Phenotype of the engrafting stem cell in mice.

Abstract

The present data on engraftment into non-myeloablated mice strongly suggest that engraftment is determined by host-donor ratios as opposed to opening space. Theoretically, if the ratios of donor to host stem cells could be altered, especially without causing toxicity to the host animal, then the phenotypic readout could be increased in a clinically applicable manner.

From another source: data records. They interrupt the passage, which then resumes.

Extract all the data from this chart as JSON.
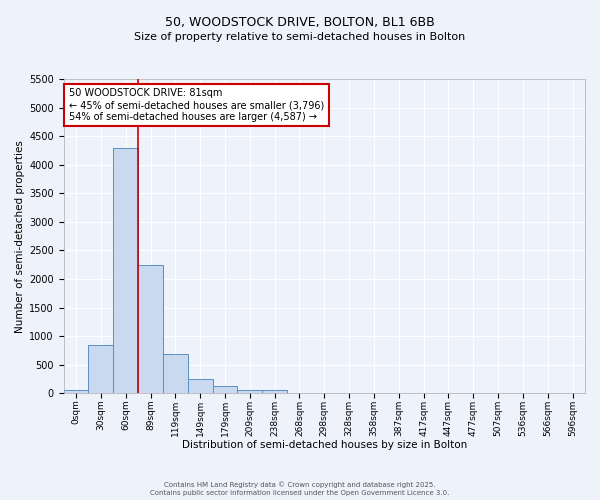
{
  "title": "50, WOODSTOCK DRIVE, BOLTON, BL1 6BB",
  "subtitle": "Size of property relative to semi-detached houses in Bolton",
  "xlabel": "Distribution of semi-detached houses by size in Bolton",
  "ylabel": "Number of semi-detached properties",
  "bar_color": "#c9d9f0",
  "bar_edge_color": "#5b8ec4",
  "background_color": "#eef2fb",
  "plot_bg_color": "#eef2fb",
  "grid_color": "#ffffff",
  "bin_labels": [
    "0sqm",
    "30sqm",
    "60sqm",
    "89sqm",
    "119sqm",
    "149sqm",
    "179sqm",
    "209sqm",
    "238sqm",
    "268sqm",
    "298sqm",
    "328sqm",
    "358sqm",
    "387sqm",
    "417sqm",
    "447sqm",
    "477sqm",
    "507sqm",
    "536sqm",
    "566sqm",
    "596sqm"
  ],
  "values": [
    50,
    850,
    4300,
    2250,
    680,
    250,
    120,
    60,
    50,
    0,
    0,
    0,
    0,
    0,
    0,
    0,
    0,
    0,
    0,
    0,
    0
  ],
  "ylim": [
    0,
    5500
  ],
  "yticks": [
    0,
    500,
    1000,
    1500,
    2000,
    2500,
    3000,
    3500,
    4000,
    4500,
    5000,
    5500
  ],
  "red_line_x": 2.5,
  "annotation_text": "50 WOODSTOCK DRIVE: 81sqm\n← 45% of semi-detached houses are smaller (3,796)\n54% of semi-detached houses are larger (4,587) →",
  "annotation_box_color": "#ffffff",
  "annotation_box_edge_color": "#cc0000",
  "red_line_color": "#cc0000",
  "footer_line1": "Contains HM Land Registry data © Crown copyright and database right 2025.",
  "footer_line2": "Contains public sector information licensed under the Open Government Licence 3.0.",
  "title_fontsize": 9,
  "subtitle_fontsize": 8,
  "annotation_fontsize": 7,
  "xlabel_fontsize": 7.5,
  "ylabel_fontsize": 7.5,
  "footer_fontsize": 5
}
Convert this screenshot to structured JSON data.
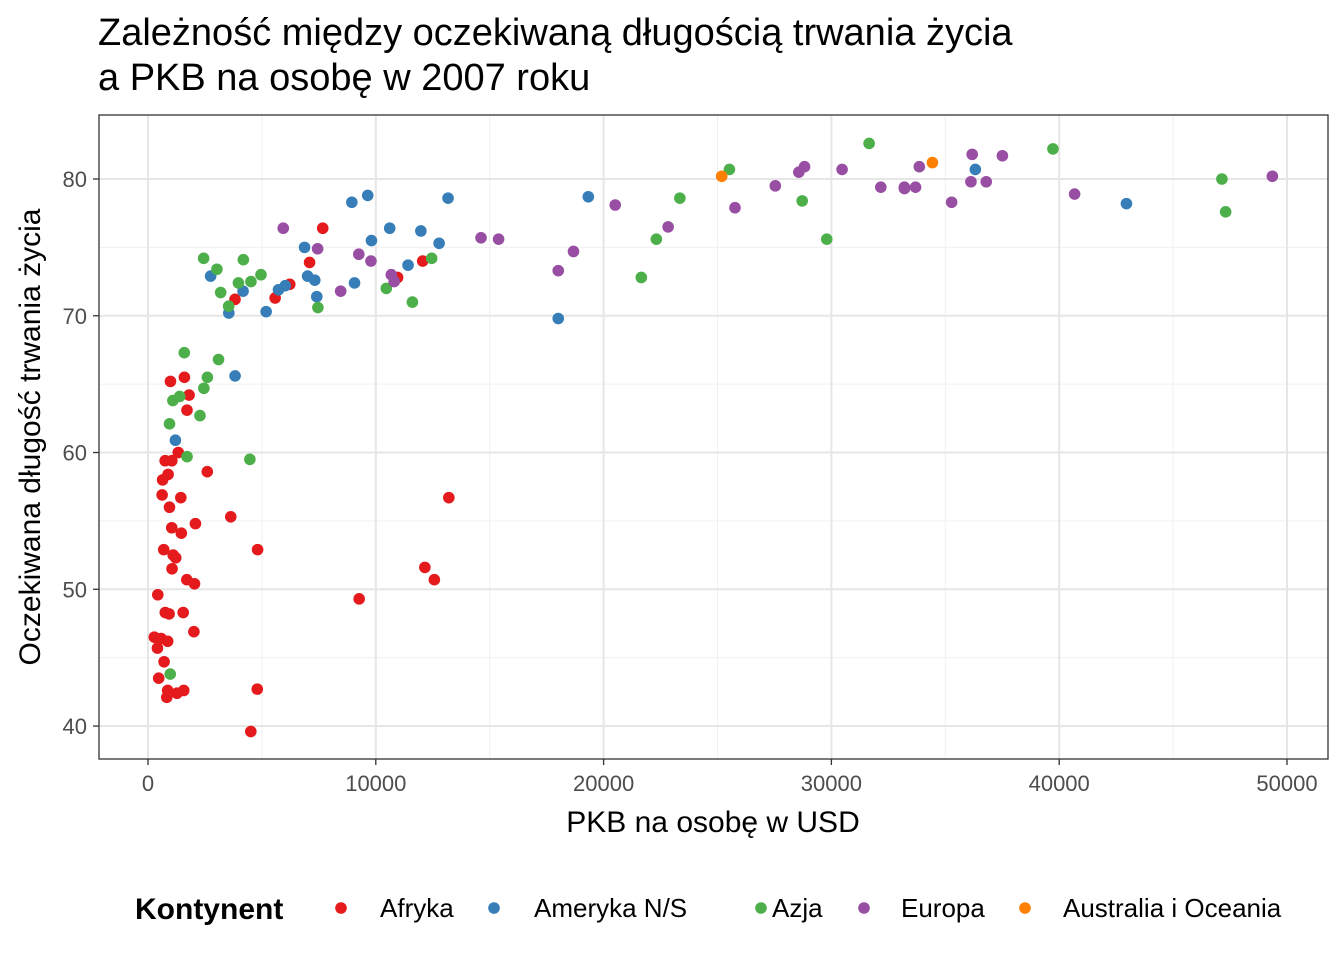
{
  "chart_data": {
    "type": "scatter",
    "title": [
      "Zależność między oczekiwaną długością trwania życia",
      "a PKB na osobę w 2007 roku"
    ],
    "xlabel": "PKB na osobę w USD",
    "ylabel": "Oczekiwana długość trwania życia",
    "xlim": [
      -2151,
      51800
    ],
    "ylim": [
      37.59,
      84.68
    ],
    "x_ticks": [
      0,
      10000,
      20000,
      30000,
      40000,
      50000
    ],
    "x_tick_labels": [
      "0",
      "10000",
      "20000",
      "30000",
      "40000",
      "50000"
    ],
    "y_ticks": [
      40,
      50,
      60,
      70,
      80
    ],
    "y_tick_labels": [
      "40",
      "50",
      "60",
      "70",
      "80"
    ],
    "grid": true,
    "legend": {
      "title": "Kontynent",
      "placement": "bottom"
    },
    "series": [
      {
        "name": "Afryka",
        "color": "#E41A1C",
        "points": [
          [
            6223,
            72.3
          ],
          [
            4797,
            42.7
          ],
          [
            1441,
            56.7
          ],
          [
            12570,
            50.7
          ],
          [
            1217,
            52.3
          ],
          [
            430,
            49.6
          ],
          [
            2042,
            50.4
          ],
          [
            706,
            44.7
          ],
          [
            1704,
            50.7
          ],
          [
            986,
            65.2
          ],
          [
            278,
            46.5
          ],
          [
            3633,
            55.3
          ],
          [
            1545,
            48.3
          ],
          [
            2082,
            54.8
          ],
          [
            5581,
            71.3
          ],
          [
            12154,
            51.6
          ],
          [
            641,
            58.0
          ],
          [
            691,
            52.9
          ],
          [
            13206,
            56.7
          ],
          [
            753,
            59.4
          ],
          [
            1328,
            60.0
          ],
          [
            943,
            56.0
          ],
          [
            579,
            46.4
          ],
          [
            1463,
            54.1
          ],
          [
            1569,
            42.6
          ],
          [
            415,
            45.7
          ],
          [
            12058,
            74.0
          ],
          [
            1045,
            59.4
          ],
          [
            759,
            48.3
          ],
          [
            1043,
            54.5
          ],
          [
            1803,
            64.2
          ],
          [
            10957,
            72.8
          ],
          [
            3820,
            71.2
          ],
          [
            824,
            42.1
          ],
          [
            4811,
            52.9
          ],
          [
            620,
            56.9
          ],
          [
            2014,
            46.9
          ],
          [
            7670,
            76.4
          ],
          [
            863,
            46.2
          ],
          [
            1598,
            65.5
          ],
          [
            1712,
            63.1
          ],
          [
            863,
            42.6
          ],
          [
            926,
            48.2
          ],
          [
            9270,
            49.3
          ],
          [
            2602,
            58.6
          ],
          [
            4513,
            39.6
          ],
          [
            1107,
            52.5
          ],
          [
            883,
            58.4
          ],
          [
            7093,
            73.9
          ],
          [
            1056,
            51.5
          ],
          [
            1271,
            42.4
          ],
          [
            470,
            43.5
          ]
        ]
      },
      {
        "name": "Ameryka N/S",
        "color": "#377EB8",
        "points": [
          [
            12779,
            75.3
          ],
          [
            3822,
            65.6
          ],
          [
            9066,
            72.4
          ],
          [
            36319,
            80.7
          ],
          [
            13172,
            78.6
          ],
          [
            7007,
            72.9
          ],
          [
            9645,
            78.8
          ],
          [
            8948,
            78.3
          ],
          [
            6025,
            72.2
          ],
          [
            6873,
            75.0
          ],
          [
            5728,
            71.9
          ],
          [
            5186,
            70.3
          ],
          [
            1202,
            60.9
          ],
          [
            3548,
            70.2
          ],
          [
            7321,
            72.6
          ],
          [
            11978,
            76.2
          ],
          [
            2749,
            72.9
          ],
          [
            9809,
            75.5
          ],
          [
            4173,
            71.8
          ],
          [
            7409,
            71.4
          ],
          [
            19329,
            78.7
          ],
          [
            18009,
            69.8
          ],
          [
            42952,
            78.2
          ],
          [
            10611,
            76.4
          ],
          [
            11416,
            73.7
          ]
        ]
      },
      {
        "name": "Azja",
        "color": "#4DAF4A",
        "points": [
          [
            975,
            43.8
          ],
          [
            29796,
            75.6
          ],
          [
            1391,
            64.1
          ],
          [
            1714,
            59.7
          ],
          [
            4959,
            73.0
          ],
          [
            39725,
            82.2
          ],
          [
            2452,
            64.7
          ],
          [
            3541,
            70.7
          ],
          [
            11606,
            71.0
          ],
          [
            4471,
            59.5
          ],
          [
            25523,
            80.7
          ],
          [
            31656,
            82.6
          ],
          [
            4519,
            72.5
          ],
          [
            1593,
            67.3
          ],
          [
            23348,
            78.6
          ],
          [
            47307,
            77.6
          ],
          [
            10461,
            72.0
          ],
          [
            12452,
            74.2
          ],
          [
            3096,
            66.8
          ],
          [
            944,
            62.1
          ],
          [
            1091,
            63.8
          ],
          [
            22316,
            75.6
          ],
          [
            2606,
            65.5
          ],
          [
            3190,
            71.7
          ],
          [
            21655,
            72.8
          ],
          [
            47143,
            80.0
          ],
          [
            3970,
            72.4
          ],
          [
            4185,
            74.1
          ],
          [
            28718,
            78.4
          ],
          [
            7458,
            70.6
          ],
          [
            2442,
            74.2
          ],
          [
            3025,
            73.4
          ],
          [
            2281,
            62.7
          ]
        ]
      },
      {
        "name": "Europa",
        "color": "#984EA3",
        "points": [
          [
            5937,
            76.4
          ],
          [
            36126,
            79.8
          ],
          [
            33693,
            79.4
          ],
          [
            7446,
            74.9
          ],
          [
            10681,
            73.0
          ],
          [
            14619,
            75.7
          ],
          [
            22833,
            76.5
          ],
          [
            35278,
            78.3
          ],
          [
            33207,
            79.3
          ],
          [
            30470,
            80.7
          ],
          [
            32170,
            79.4
          ],
          [
            27538,
            79.5
          ],
          [
            18009,
            73.3
          ],
          [
            36181,
            81.8
          ],
          [
            40676,
            78.9
          ],
          [
            28570,
            80.5
          ],
          [
            9254,
            74.5
          ],
          [
            36798,
            79.8
          ],
          [
            49357,
            80.2
          ],
          [
            15390,
            75.6
          ],
          [
            20510,
            78.1
          ],
          [
            10808,
            72.5
          ],
          [
            9787,
            74.0
          ],
          [
            18678,
            74.7
          ],
          [
            25768,
            77.9
          ],
          [
            28821,
            80.9
          ],
          [
            33860,
            80.9
          ],
          [
            37506,
            81.7
          ],
          [
            8458,
            71.8
          ],
          [
            33203,
            79.4
          ]
        ]
      },
      {
        "name": "Australia i Oceania",
        "color": "#FF7F00",
        "points": [
          [
            34435,
            81.2
          ],
          [
            25185,
            80.2
          ]
        ]
      }
    ]
  }
}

To research this further, we investigated low-dose irradiation (100 cGy) for its effects on marrow, spleen and peripheral blood counts, as well as engrafting stem cell levels. We found a transient but significant depression in the white blood cell and platelet counts in the peripheral blood which returned to normal by two weeks, with no apparent deleterious effect on the animals. However, the same irradiation dose after two months impaired marrow repopulation and reduced engraftment potential to less than 20% capacity. These results suggested that we could obtain much higher phenotypic readouts after engraftment with this model; thus, we assessed the engraftment of 40 million male BALB/c marrow cells into female hosts exposed to 100 cGy at two, five and eight months after cell infusion. The resultant high levels of chimerism, reaching 100% in many cases, strongly suggest that the key to engraftment in these models is host-donor stem cell ratios. One important issue relative to the above finding is whether cytokine-stimulated proliferating stem cells have irreversibly lost engraftment capacity or whether changes in the engraftment capacity are of a plastic nature, possibly related to cell cycle transit. A number of experiments following engraftment have shown that the engraftment defect is reversible and can be repeatedly lost and regained during the initial portions of a cytokine-stimulated culture. The above results suggest that, at least at the more primitive stem cell level, hematopoietic stem cell regulation may in part be based on a cell cycle model rather than a hierarchical system.